Speaking at meeting of the Parliamentary Renewables and Sustainability Group (Praseg), Climate Change Committee chair Lord Deben said “What we do in the North Sea will not affect the price of gas”. In fact, he said nothing the UK could do would affect the price of gas because it was in a global market – and it was “odd” to say that as the gas price increases we need more of it. In contrast, he said, “the only thing you can do is move as fast as possible to renewables”.
In a series of tweets CCC chief executive Chris Stark added, “Some have argued for an increase in UK-produced oil and gas as a response to the price spike. But even if we could boost UK production quickly, new production can’t be earmarked only for the UK. And prices are set internationally. UK production won’t move prices paid in the UK.”
Stark said, “In the recent past, Ministers have stepped away from policies to help to reduce our consumption of fossil fuels.
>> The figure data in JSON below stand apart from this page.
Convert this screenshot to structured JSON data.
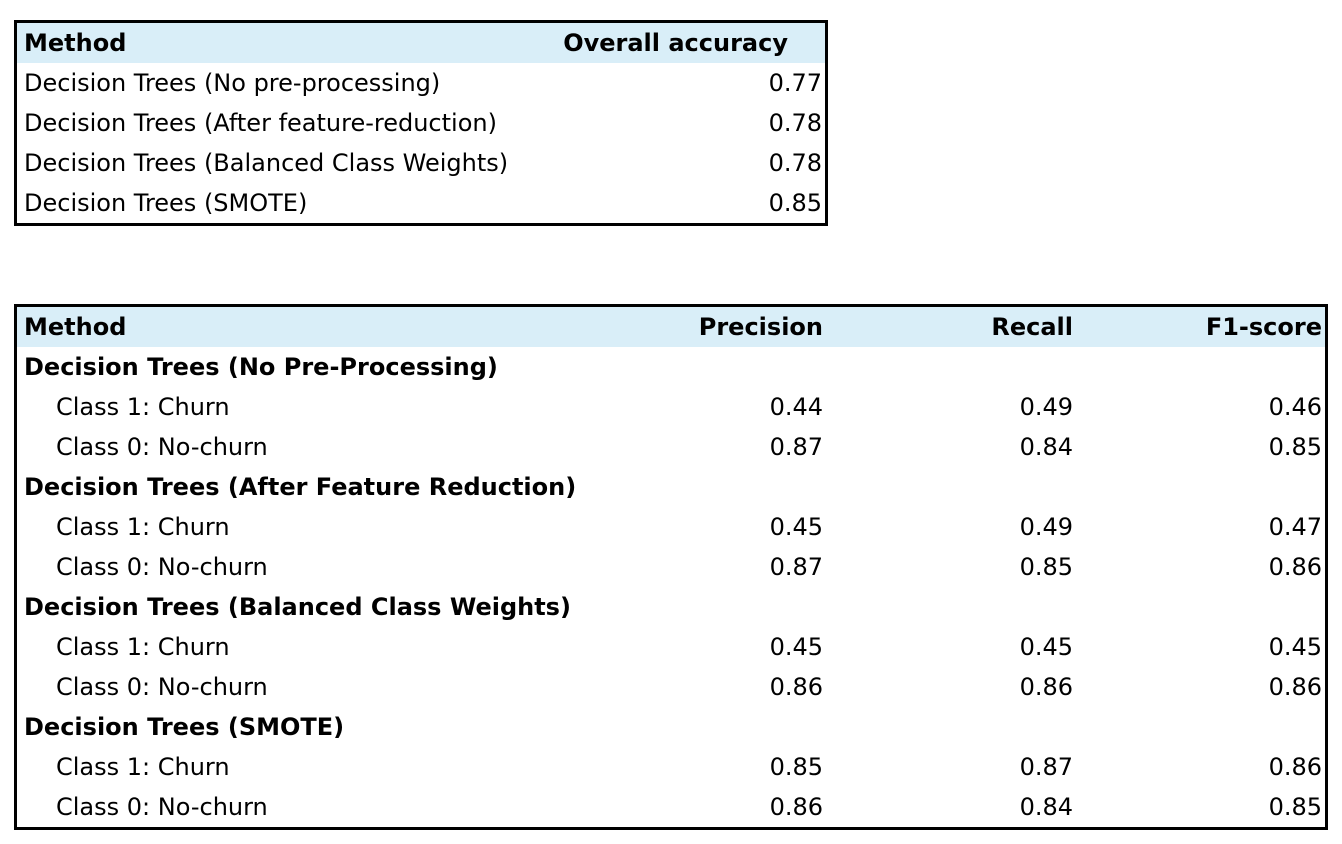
{
  "accuracy_table": {
    "headers": {
      "method": "Method",
      "accuracy": "Overall accuracy"
    },
    "rows": [
      {
        "method": "Decision Trees (No pre-processing)",
        "accuracy": "0.77"
      },
      {
        "method": "Decision Trees (After feature-reduction)",
        "accuracy": "0.78"
      },
      {
        "method": "Decision Trees (Balanced Class Weights)",
        "accuracy": "0.78"
      },
      {
        "method": "Decision Trees (SMOTE)",
        "accuracy": "0.85"
      }
    ]
  },
  "metrics_table": {
    "headers": {
      "method": "Method",
      "precision": "Precision",
      "recall": "Recall",
      "f1": "F1-score"
    },
    "groups": [
      {
        "title": "Decision Trees (No Pre-Processing)",
        "rows": [
          {
            "label": "Class 1: Churn",
            "precision": "0.44",
            "recall": "0.49",
            "f1": "0.46"
          },
          {
            "label": "Class 0: No-churn",
            "precision": "0.87",
            "recall": "0.84",
            "f1": "0.85"
          }
        ]
      },
      {
        "title": "Decision Trees (After Feature Reduction)",
        "rows": [
          {
            "label": "Class 1: Churn",
            "precision": "0.45",
            "recall": "0.49",
            "f1": "0.47"
          },
          {
            "label": "Class 0: No-churn",
            "precision": "0.87",
            "recall": "0.85",
            "f1": "0.86"
          }
        ]
      },
      {
        "title": "Decision Trees (Balanced Class Weights)",
        "rows": [
          {
            "label": "Class 1: Churn",
            "precision": "0.45",
            "recall": "0.45",
            "f1": "0.45"
          },
          {
            "label": "Class 0: No-churn",
            "precision": "0.86",
            "recall": "0.86",
            "f1": "0.86"
          }
        ]
      },
      {
        "title": "Decision Trees (SMOTE)",
        "rows": [
          {
            "label": "Class 1: Churn",
            "precision": "0.85",
            "recall": "0.87",
            "f1": "0.86"
          },
          {
            "label": "Class 0: No-churn",
            "precision": "0.86",
            "recall": "0.84",
            "f1": "0.85"
          }
        ]
      }
    ]
  }
}
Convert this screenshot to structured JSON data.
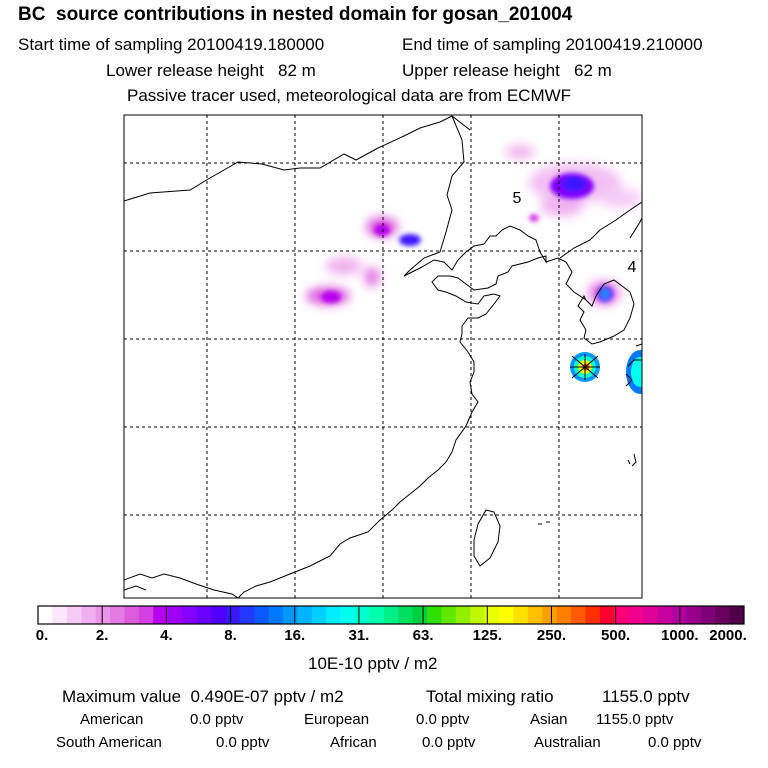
{
  "header": {
    "title": "BC  source contributions in nested domain for gosan_201004",
    "start_label": "Start time of sampling 20100419.180000",
    "end_label": "End time of sampling 20100419.210000",
    "lower_label": "Lower release height   82 m",
    "upper_label": "Upper release height   62 m",
    "tracer_note": "Passive tracer used, meteorological data are from ECMWF"
  },
  "map": {
    "region_labels": [
      "5",
      "4"
    ]
  },
  "colorbar": {
    "ticks": [
      "0.",
      "2.",
      "4.",
      "8.",
      "16.",
      "31.",
      "63.",
      "125.",
      "250.",
      "500.",
      "1000.",
      "2000."
    ],
    "unit": "10E-10 pptv / m2",
    "colors": [
      "#ffffff",
      "#fbe6fb",
      "#f6ccf6",
      "#f0b0f0",
      "#ea96ea",
      "#e47ae4",
      "#dc5ddc",
      "#d240e4",
      "#b800f0",
      "#a000f8",
      "#8400ff",
      "#6a00ff",
      "#5000ff",
      "#3a18ff",
      "#2438ff",
      "#0c58ff",
      "#0078ff",
      "#0098ff",
      "#00b4ff",
      "#00d0ff",
      "#00ecff",
      "#00ffee",
      "#00ffcc",
      "#00ffaa",
      "#00f088",
      "#00e060",
      "#00d040",
      "#30e000",
      "#60e800",
      "#90f000",
      "#c0f800",
      "#e8ff00",
      "#ffff00",
      "#ffe000",
      "#ffc000",
      "#ffa000",
      "#ff8000",
      "#ff5a00",
      "#ff3000",
      "#ff0030",
      "#ff0078",
      "#f0008c",
      "#e00098",
      "#c800a0",
      "#b000a0",
      "#98008c",
      "#800078",
      "#68005e",
      "#500048"
    ]
  },
  "summary": {
    "max_label": "Maximum value  0.490E-07 pptv / m2",
    "total_label": "Total mixing ratio",
    "total_value": "1155.0 pptv",
    "regions": [
      {
        "name": "American",
        "value": "0.0 pptv"
      },
      {
        "name": "European",
        "value": "0.0 pptv"
      },
      {
        "name": "Asian",
        "value": "1155.0 pptv"
      },
      {
        "name": "South American",
        "value": "0.0 pptv"
      },
      {
        "name": "African",
        "value": "0.0 pptv"
      },
      {
        "name": "Australian",
        "value": "0.0 pptv"
      }
    ]
  }
}
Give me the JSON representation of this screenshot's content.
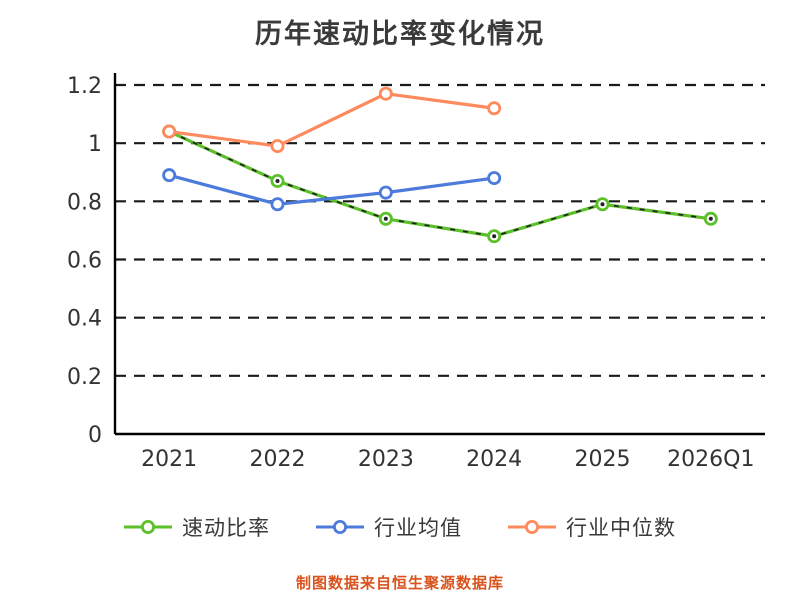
{
  "title": "历年速动比率变化情况",
  "source_note": "制图数据来自恒生聚源数据库",
  "colors": {
    "quick_ratio": "#5bc029",
    "industry_avg": "#4d7bdb",
    "industry_median": "#ff8a5e",
    "axis": "#000000",
    "grid": "#1a1a1a",
    "tick_text": "#333333",
    "source_note_text": "#d9531e"
  },
  "chart_data": {
    "type": "line",
    "categories": [
      "2021",
      "2022",
      "2023",
      "2024",
      "2025",
      "2026Q1"
    ],
    "series": [
      {
        "name": "速动比率",
        "color": "#5bc029",
        "dashed_overlay": true,
        "values": [
          1.04,
          0.87,
          0.74,
          0.68,
          0.79,
          0.74
        ]
      },
      {
        "name": "行业均值",
        "color": "#4d7bdb",
        "dashed_overlay": false,
        "values": [
          0.89,
          0.79,
          0.83,
          0.88,
          null,
          null
        ]
      },
      {
        "name": "行业中位数",
        "color": "#ff8a5e",
        "dashed_overlay": false,
        "values": [
          1.04,
          0.99,
          1.17,
          1.12,
          null,
          null
        ]
      }
    ],
    "ylim": [
      0,
      1.2
    ],
    "yticks": [
      0,
      0.2,
      0.4,
      0.6,
      0.8,
      1,
      1.2
    ],
    "grid": "horizontal-dashed",
    "legend_position": "bottom"
  }
}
Sadly, it has cost UK consumers dear.” He said consumers would have saved £1 billion on their energy bills this year – £40 per household – if rates of home insulation had continued at their 2012 level and if the zero-carbon homes standard had come into force in 2016, as planned – a point reiterated by Lord Deben to the Praseg audience.
Stark acknowledged that there were potential advantages of North Sea fossil fuel extraction: jobs; some insurance against high fossil fuel prices if windfall taxes on production are returned to consumers; reduced energy imports. But he said these advantages were “considerably less than they’ve been historically” and asked ministers to set a “high bar” on further licenses for extraction – not least because of the “signalling effect” in the UK and internationally.